My eldest brother wasn’t a conversationalist, and our first-class seats were roomy enough that he couldn’t manspread into my space without making a malicious effort. His laziness won out. He spent the flight dozing, drinking, and playing games on his phone. I popped in my earbuds, started an audiobook, and stared out the window at the field of white clouds below, bare landscape peeking through here and there.

It was Wednesday morning, the day before Thanksgiving, and Isaac would be at the office along with one or two other people. I wondered if he’d wear his usual shirt and tie or if he would dress down. Knowing Isaac, he would cut the difference. Jeans and maybe a soft sweater—dark jewel toned, fine merino wool, worn over a T-shirt.

I had to rewind my book a number of times; I kept losing the thread of the story. After the fourth or fifth time, I gave up and switched to music, accepting the fact that I wanted to daydream about Isaac. I wanted to dress him up or down like a Ken doll in my mind. I cycled through the outfits I’d seen him wear and invented others.
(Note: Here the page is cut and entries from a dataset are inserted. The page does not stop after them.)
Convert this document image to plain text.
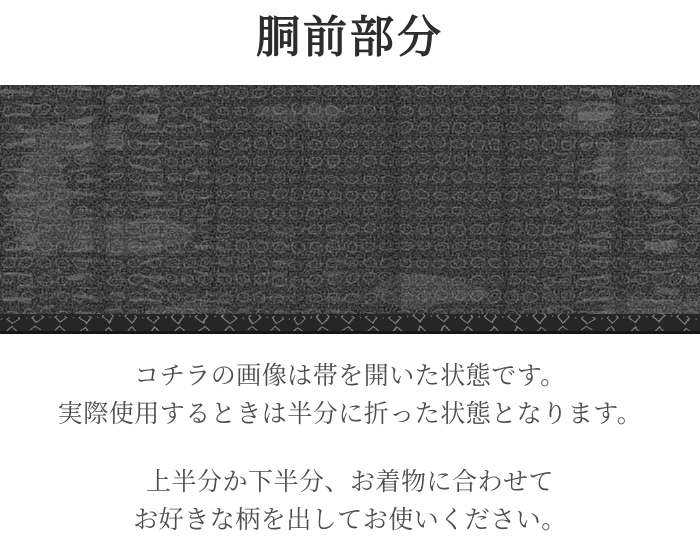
胴前部分

コチラの画像は帯を開いた状態です。
実際使用するときは半分に折った状態となります。

上半分か下半分、お着物に合わせて
お好きな柄を出してお使いください。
Lumberjack Isaac, an ax balanced on his shoulder and a gallant I just chopped down a tree to keep you warm this winter look on his face. Swim trunks Isaac, walking out of the ocean like a glistening aquatic god. Tuxedo Isaac, hand outstretched to request a dance… or my future.

I breathed a sigh that became a soft chuckle. Jesus take the wheel, because I am about to drive off the mountain.

Once upon a time, my boyfriend of two years had proposed to me. As I’d stared down at that solitaire, there had been no vacillation in my mind, only shock followed by self-contempt that I’d been so cavalier with someone else’s heart. I hadn’t premeditated the end of us. I hadn’t planned my exit. I had let myself be a carefree girl enjoying her life. I had allowed the finale of Chaz and me to play out, with devastating results.

And here I was, fiercely aware of the different answer I would give a man I’d known a matter of months. A man I hardly knew at all. A man who would not cross trip-wired battle lines for me. A man who viewed me as something he might desire but would never allow inside his heart. Despite all of that, I sensed the jigsaw fit of us to my bones.

I pulled up the appropriated photograph on my phone, the screen angled away from my brother. I knew that smile, as rare as it was in the man that little boy had become. This was my penance for being careless with Chaz, then. To find I was capable of falling in love after all—with a man who would never love me.